Intense weather patterns are likely to increase. The first three months of 2016 were the hottest ever on record.

The international community has committed to the Paris Agreement on climate change and it is rapidly being ratified.

In our Region, we convened Ministers of Health and the Environment, as part of the Regional Forum on Health and Environment in Southeast and East Asian countries. They called for action on antimicrobial resistance, transboundary haze and air pollution, transnational waste shipments, and marine pollution and destruction of coral reefs.

In the Pacific, our work has been guided by the Healthy Islands vision since 1995. This vision has provided a holistic framework to address the social determinants of health in Pacific island countries in areas.

In 2015, Pacific health ministers reviewed the 20 years progress on Healthy Islands and renewed their commitment to this vision. The vision is that Healthy Islands are places where:
children are nurtured in body and mind;
environments invite learning and leisure;
people work and age with dignity;
ecological balance is a source of pride; and
the ocean which sustains us is protected

Each year on April 7, we celebrate the birthday of the World Health Organization. This is an opportunity to raise awareness of an important health issue.

In 2015 we focused on food safety and how to make food safe from farm to plate.

In 2016 the theme was diabetes. Global prevalence is increasing. It is estimated that 131 million people in our Region have diabetes.

A few days ago experts from across the world gathered in Shanghai for the Ninth Global Conference on Health Promotion. The International Mayor’s Forum was convened as part of the Conference.

Mayors and local leaders play a key role in the SDG era. Through the Shanghai Consensus on Healthy Cities, more than 100 mayors committed to make their cities inclusive, resilient and healthy.

Even more recently – last Thursday and Friday – the Forum of Asia Pacific Parliamentarians for Global Health met for the second time. They also considered their leading role in work towards the Sustainable Development Goals and committed to support this important agenda.

Two years ago we made history by convening the Region’s WHO collaborating centres for the first time.

This was a first for our Region and for WHO globally.
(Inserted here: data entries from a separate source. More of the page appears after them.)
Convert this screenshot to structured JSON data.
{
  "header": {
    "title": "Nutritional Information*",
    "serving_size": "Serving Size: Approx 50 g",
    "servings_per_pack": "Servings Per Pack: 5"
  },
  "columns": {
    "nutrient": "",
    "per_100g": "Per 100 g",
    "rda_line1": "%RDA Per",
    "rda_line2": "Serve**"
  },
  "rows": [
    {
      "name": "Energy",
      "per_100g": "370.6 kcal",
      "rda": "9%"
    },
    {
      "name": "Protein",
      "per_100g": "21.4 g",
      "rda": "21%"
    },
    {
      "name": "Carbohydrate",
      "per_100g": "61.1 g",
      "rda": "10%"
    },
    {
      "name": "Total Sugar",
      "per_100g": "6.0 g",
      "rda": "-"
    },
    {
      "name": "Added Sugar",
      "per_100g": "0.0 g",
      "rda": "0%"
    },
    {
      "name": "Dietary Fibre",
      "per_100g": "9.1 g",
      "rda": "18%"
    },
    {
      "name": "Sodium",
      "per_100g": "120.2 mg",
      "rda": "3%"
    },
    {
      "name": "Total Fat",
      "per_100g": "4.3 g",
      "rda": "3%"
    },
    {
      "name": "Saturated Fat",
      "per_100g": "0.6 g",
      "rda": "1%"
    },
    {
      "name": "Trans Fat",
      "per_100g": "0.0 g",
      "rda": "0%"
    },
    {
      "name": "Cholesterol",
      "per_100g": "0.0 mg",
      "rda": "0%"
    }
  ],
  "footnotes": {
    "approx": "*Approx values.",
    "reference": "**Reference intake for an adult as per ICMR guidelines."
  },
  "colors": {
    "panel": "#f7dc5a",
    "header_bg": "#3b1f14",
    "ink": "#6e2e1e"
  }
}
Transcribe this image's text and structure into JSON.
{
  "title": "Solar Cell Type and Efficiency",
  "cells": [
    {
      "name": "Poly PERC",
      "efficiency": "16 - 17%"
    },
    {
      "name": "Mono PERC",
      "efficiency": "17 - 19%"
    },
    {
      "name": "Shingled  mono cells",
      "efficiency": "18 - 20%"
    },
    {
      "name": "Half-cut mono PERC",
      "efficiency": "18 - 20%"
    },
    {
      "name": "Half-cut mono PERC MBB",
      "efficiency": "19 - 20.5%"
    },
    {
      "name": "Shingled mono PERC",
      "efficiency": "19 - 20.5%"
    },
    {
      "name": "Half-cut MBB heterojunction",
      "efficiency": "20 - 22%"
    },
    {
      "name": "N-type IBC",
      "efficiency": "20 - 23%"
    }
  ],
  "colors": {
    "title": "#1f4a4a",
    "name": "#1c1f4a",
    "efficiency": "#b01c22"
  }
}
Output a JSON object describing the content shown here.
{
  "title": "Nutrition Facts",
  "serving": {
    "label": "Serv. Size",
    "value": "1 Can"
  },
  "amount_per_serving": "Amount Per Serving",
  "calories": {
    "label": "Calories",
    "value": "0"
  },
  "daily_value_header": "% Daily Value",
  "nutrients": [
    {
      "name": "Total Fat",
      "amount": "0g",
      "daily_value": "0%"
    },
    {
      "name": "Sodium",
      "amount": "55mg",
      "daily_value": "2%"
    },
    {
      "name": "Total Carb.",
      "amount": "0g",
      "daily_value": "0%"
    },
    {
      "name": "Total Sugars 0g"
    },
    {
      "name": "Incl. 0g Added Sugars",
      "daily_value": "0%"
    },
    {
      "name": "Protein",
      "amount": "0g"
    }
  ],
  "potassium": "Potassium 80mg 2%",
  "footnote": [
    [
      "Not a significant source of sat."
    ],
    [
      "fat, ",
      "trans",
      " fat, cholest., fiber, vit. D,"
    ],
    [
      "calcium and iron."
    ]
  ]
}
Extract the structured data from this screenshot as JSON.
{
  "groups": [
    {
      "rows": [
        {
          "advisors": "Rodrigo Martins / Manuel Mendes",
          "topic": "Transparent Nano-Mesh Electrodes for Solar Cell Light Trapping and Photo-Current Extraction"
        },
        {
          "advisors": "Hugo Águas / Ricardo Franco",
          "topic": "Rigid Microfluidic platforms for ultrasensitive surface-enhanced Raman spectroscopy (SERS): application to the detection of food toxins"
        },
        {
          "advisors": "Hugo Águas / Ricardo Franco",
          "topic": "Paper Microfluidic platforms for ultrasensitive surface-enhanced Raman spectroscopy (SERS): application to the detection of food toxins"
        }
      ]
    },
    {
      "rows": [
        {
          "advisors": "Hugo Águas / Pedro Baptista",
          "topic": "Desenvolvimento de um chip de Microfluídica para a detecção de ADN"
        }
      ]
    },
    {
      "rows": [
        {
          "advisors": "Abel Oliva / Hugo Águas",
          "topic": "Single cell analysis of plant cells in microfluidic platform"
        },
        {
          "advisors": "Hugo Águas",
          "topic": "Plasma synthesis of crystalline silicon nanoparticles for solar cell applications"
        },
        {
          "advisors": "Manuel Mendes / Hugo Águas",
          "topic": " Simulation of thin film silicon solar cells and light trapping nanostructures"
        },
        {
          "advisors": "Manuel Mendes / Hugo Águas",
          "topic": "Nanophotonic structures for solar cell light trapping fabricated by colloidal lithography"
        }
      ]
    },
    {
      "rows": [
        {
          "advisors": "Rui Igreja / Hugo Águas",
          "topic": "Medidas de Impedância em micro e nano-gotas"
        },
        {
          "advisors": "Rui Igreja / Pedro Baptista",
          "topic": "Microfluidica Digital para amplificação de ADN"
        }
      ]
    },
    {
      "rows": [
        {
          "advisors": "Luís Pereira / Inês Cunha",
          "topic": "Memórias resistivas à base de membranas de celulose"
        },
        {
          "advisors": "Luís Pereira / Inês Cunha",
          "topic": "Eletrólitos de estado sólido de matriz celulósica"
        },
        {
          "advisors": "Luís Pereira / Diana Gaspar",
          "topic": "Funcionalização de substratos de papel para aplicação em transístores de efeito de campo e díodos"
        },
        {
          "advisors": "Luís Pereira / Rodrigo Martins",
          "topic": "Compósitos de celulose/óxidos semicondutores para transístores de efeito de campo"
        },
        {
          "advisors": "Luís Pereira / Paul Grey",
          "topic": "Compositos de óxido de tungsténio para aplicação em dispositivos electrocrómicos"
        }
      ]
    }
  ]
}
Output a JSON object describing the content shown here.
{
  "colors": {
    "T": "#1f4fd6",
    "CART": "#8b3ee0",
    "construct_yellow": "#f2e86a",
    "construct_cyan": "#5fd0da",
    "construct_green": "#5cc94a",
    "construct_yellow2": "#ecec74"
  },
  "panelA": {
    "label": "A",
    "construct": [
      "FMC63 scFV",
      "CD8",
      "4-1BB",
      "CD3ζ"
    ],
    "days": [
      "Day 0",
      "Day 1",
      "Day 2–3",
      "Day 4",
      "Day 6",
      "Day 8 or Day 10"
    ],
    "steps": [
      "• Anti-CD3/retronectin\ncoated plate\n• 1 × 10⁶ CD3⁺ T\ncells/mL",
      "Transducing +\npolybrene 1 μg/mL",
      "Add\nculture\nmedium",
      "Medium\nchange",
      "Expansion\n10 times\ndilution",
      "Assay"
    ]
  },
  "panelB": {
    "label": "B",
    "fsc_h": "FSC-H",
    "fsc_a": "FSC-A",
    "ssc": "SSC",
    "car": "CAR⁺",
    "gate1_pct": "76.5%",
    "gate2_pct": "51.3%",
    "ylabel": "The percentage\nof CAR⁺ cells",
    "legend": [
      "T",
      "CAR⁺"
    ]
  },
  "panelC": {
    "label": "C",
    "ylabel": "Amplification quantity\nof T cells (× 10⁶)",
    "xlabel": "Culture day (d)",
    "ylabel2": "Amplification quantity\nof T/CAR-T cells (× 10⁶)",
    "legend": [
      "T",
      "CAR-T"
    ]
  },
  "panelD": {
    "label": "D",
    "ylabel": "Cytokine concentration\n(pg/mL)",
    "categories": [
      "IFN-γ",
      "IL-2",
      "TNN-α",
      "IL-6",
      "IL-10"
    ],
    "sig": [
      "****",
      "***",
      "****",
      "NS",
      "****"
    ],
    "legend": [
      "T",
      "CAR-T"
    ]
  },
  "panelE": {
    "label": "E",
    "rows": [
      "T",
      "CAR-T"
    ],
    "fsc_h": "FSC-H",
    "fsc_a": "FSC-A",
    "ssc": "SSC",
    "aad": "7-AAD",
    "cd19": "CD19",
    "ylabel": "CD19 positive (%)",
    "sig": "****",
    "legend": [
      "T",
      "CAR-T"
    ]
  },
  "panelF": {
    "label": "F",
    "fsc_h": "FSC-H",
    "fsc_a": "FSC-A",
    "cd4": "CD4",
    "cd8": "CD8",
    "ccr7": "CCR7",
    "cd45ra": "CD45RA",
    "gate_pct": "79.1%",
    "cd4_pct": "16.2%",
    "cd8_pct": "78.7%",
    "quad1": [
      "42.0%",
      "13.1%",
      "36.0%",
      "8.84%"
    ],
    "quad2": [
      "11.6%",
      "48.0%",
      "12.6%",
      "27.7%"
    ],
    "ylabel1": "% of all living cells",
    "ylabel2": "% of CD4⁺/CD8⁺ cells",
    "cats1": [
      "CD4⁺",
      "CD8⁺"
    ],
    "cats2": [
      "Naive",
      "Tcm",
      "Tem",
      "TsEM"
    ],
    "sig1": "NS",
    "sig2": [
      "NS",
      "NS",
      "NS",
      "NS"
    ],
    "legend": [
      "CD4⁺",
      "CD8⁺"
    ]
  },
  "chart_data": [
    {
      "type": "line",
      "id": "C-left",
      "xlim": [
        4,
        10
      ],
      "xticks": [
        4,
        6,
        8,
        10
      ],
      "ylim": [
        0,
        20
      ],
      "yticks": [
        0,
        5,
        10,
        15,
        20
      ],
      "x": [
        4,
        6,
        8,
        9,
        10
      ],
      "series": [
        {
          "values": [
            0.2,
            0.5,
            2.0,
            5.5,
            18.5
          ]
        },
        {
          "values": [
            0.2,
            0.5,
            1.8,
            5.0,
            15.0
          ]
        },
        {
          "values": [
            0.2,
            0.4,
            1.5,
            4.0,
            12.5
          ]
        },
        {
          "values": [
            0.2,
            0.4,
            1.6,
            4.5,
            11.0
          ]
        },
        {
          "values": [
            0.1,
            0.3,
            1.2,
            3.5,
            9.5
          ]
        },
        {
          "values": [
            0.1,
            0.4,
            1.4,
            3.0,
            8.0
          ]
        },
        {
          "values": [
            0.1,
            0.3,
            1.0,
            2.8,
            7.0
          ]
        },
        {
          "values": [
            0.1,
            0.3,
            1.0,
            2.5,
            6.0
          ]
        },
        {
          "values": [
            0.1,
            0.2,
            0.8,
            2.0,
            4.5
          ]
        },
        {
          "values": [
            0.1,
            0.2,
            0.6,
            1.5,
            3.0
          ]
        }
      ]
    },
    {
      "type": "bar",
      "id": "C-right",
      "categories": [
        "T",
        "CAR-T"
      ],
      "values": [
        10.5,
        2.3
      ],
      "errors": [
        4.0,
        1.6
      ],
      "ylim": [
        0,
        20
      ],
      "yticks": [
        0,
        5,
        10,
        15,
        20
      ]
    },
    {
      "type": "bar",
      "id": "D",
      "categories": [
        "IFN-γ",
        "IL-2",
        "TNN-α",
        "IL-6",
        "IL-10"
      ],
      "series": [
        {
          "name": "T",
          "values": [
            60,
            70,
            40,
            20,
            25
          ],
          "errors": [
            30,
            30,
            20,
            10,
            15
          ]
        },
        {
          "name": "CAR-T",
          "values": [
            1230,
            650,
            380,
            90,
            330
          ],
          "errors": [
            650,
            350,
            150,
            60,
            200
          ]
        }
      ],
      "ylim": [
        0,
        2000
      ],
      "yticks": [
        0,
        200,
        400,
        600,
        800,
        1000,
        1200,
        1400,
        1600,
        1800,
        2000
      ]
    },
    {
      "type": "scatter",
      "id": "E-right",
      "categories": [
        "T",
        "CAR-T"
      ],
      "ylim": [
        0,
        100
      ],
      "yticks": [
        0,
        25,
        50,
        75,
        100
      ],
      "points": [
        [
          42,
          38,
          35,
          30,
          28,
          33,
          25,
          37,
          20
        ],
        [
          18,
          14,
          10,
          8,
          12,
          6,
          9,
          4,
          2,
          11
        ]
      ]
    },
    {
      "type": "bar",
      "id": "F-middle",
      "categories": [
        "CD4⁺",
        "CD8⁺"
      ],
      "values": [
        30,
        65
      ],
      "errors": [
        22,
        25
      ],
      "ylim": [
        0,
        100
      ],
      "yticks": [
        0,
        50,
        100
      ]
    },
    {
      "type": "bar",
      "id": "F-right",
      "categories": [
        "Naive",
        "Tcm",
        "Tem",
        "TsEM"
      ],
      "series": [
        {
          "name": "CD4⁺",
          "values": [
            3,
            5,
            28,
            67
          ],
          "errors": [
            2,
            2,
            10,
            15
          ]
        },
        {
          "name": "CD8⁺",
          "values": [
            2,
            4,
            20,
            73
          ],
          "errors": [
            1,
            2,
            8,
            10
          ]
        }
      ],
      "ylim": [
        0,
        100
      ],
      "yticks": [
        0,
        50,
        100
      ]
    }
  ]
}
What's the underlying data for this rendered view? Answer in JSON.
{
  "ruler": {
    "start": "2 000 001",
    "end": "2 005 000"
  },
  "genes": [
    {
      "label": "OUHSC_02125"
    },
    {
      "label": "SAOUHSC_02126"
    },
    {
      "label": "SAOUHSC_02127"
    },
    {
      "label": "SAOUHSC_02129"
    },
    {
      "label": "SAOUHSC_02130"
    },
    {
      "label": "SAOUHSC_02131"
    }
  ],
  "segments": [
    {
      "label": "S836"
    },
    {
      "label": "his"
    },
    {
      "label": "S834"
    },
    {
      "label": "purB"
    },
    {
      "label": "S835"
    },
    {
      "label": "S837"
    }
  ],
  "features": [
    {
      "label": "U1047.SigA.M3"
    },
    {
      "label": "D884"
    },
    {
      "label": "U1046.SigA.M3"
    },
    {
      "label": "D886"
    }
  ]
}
Our goal at the First Forum, was to reaffirm our partnership and identify new and strategic ways of working together.

It was a great opportunity for us to build stronger foundations for effective collaboration.

Through the first forum we confirmed that you are part of the extended WHO family.

This is why we wanted to share with you more detail on key events and issues in the past two years.

The SDGs are a notable development. These goals will have an immense impact upon WHO’s ways of working and on global health as a whole.

I hope you will have productive discussions over the next two days. I look forward to strengthening our already robust collaboration and partnership. Thank you.